Moreno estimated the county will need roughly 514,000 doses of the vaccines that are currently available, which require two doses to take effect, to achieve herd immunity just among the county’s adult population.

Another 80 percent of the county’s children would also need to be vaccinated, he said. To date, the vaccines currently available have only been authorized to people age 16 and up.

“In order to speed this up, we really do need more than 2,000-to-4,000 doses per week coming into Monterey County,” Moreno said.

Roughly 32,000 county residents are currently eligible for the vaccine by virtue of being health care workers, long-term care facility and in-home care workers and long-term care and nursing facility residents.

The county also has 38,660 residents age 75 and older, who are eligible for vaccinations following updated guidance earlier this month from federal and state officials.

Between Dec. 8, 2020, and Jan. 23, 2021, 13,402 county residents received at least one dose of the vaccine, according to Moreno.

To enhance its vaccination efforts once it begins to receive more doses, the county plans to open point-of-distribution clinics or POD clinics.

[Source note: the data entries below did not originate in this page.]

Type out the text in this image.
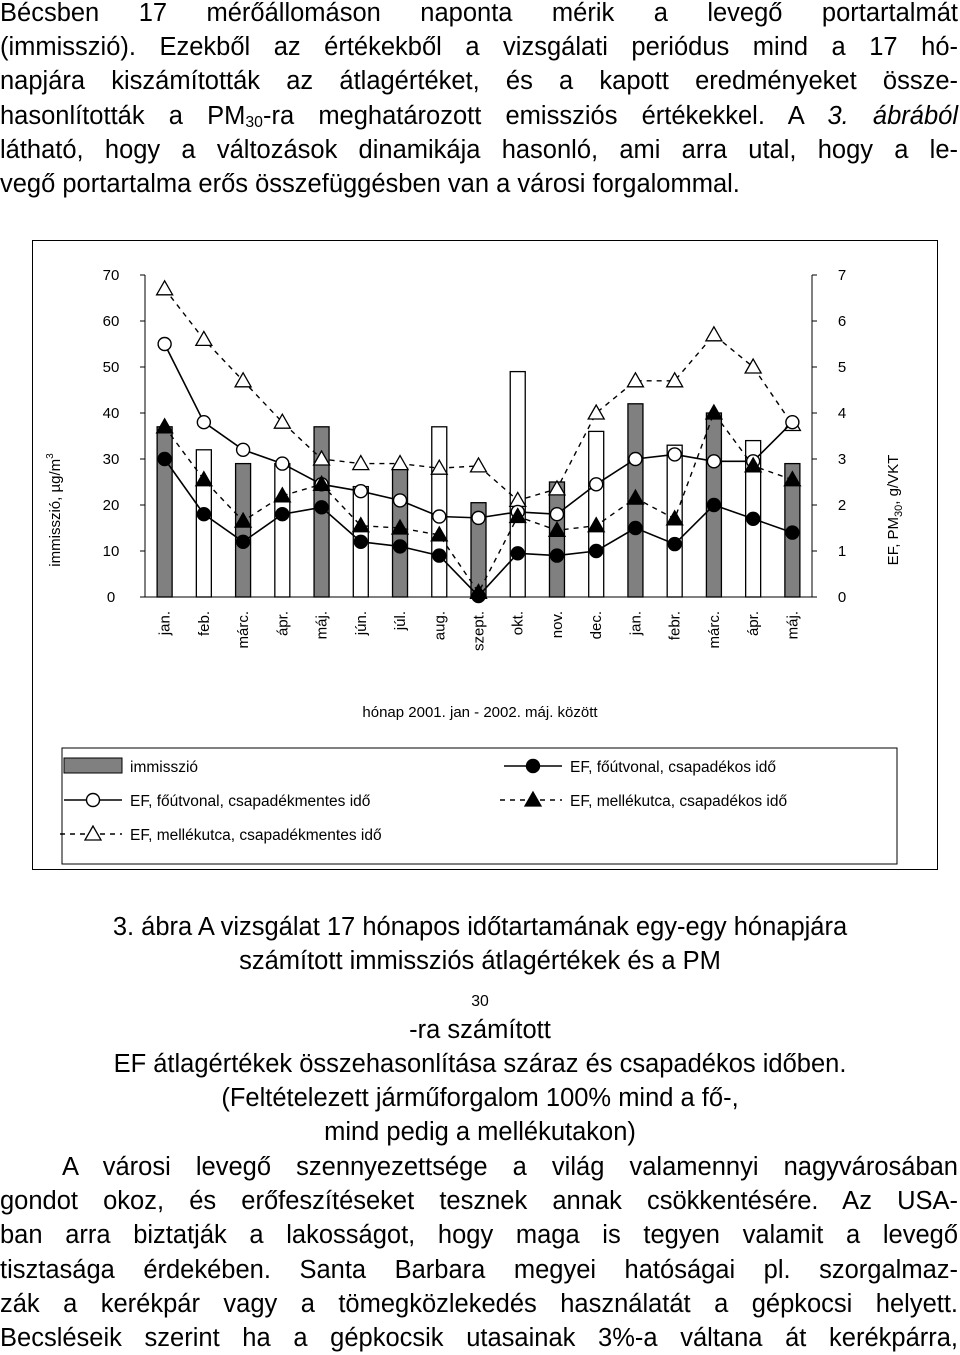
Bécsben 17 mérőállomáson naponta mérik a levegő portartalmát
(immisszió). Ezekből az értékekből a vizsgálati periódus mind a 17 hó-
napjára kiszámították az átlagértéket, és a kapott eredményeket össze-
hasonlították a $PM_{30}-ra$ meghatározott emissziós értékekkel. A 3. ábrából
látható, hogy a változások dinamikája hasonló, ami arra utal, hogy a le-
vegő portartalma erős összefüggésben van a városi forgalommal.
0
10
20
30
40
50
60
70
0
1
2
3
4
5
6
7
jan. feb. márc. ápr. máj. jún. júl. aug. szept. okt. nov. dec. jan. febr. márc. ápr. máj.
immisszió, $\mu g/m^3$
EF, $PM_{30}$, g/VKT
hónap 2001. jan - 2002. máj. között
immisszió
EF, főútvonal, csapadékmentes idő
EF, mellékutca, csapadékmentes idő
EF, főútvonal, csapadékos idő
EF, mellékutca, csapadékos idő
3. ábra A vizsgálat 17 hónapos időtartamának egy-egy hónapjára
számított immissziós átlagértékek és a PM
$_{30}$
-ra számított
EF átlagértékek összehasonlítása száraz és csapadékos időben.
(Feltételezett járműforgalom 100% mind a fő-,
mind pedig a mellékutakon)
A városi levegő szennyezettsége a világ valamennyi nagyvárosában
gondot okoz, és erőfeszítéseket tesznek annak csökkentésére. Az USA-
ban arra biztatják a lakosságot, hogy maga is tegyen valamit a levegő
tisztasága érdekében. Santa Barbara megyei hatóságai pl. szorgalmaz-
zák a kerékpár vagy a tömegközlekedés használatát a gépkocsi helyett.
Becsléseik szerint ha a gépkocsik utasainak 3%-a váltana át kerékpárra,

The size and location of POD clinics around the county will scale up as vaccine supply increases, Moreno said, but could include hospitals and outpatient clinics, school campuses, libraries, community centers, large public spaces and event centers.

With the county’s current per week allocation, POD clinics will only have a maximum of 500 appointments and will only take place at hospitals, for now.

Ultimately, the county is negotiating or has agreed to POD clinic locations at 32 locations around the county and 91 locations overseen by the Monterey County Office of Education.

“We want to make sure that we cover all the areas necessary to make sure that all residents have a fair opportunity to get the vaccine,” said Mike Derr, a logistics lead for the county’s COVID-19 response. “We want to make sure we have sites ready to go when called upon.”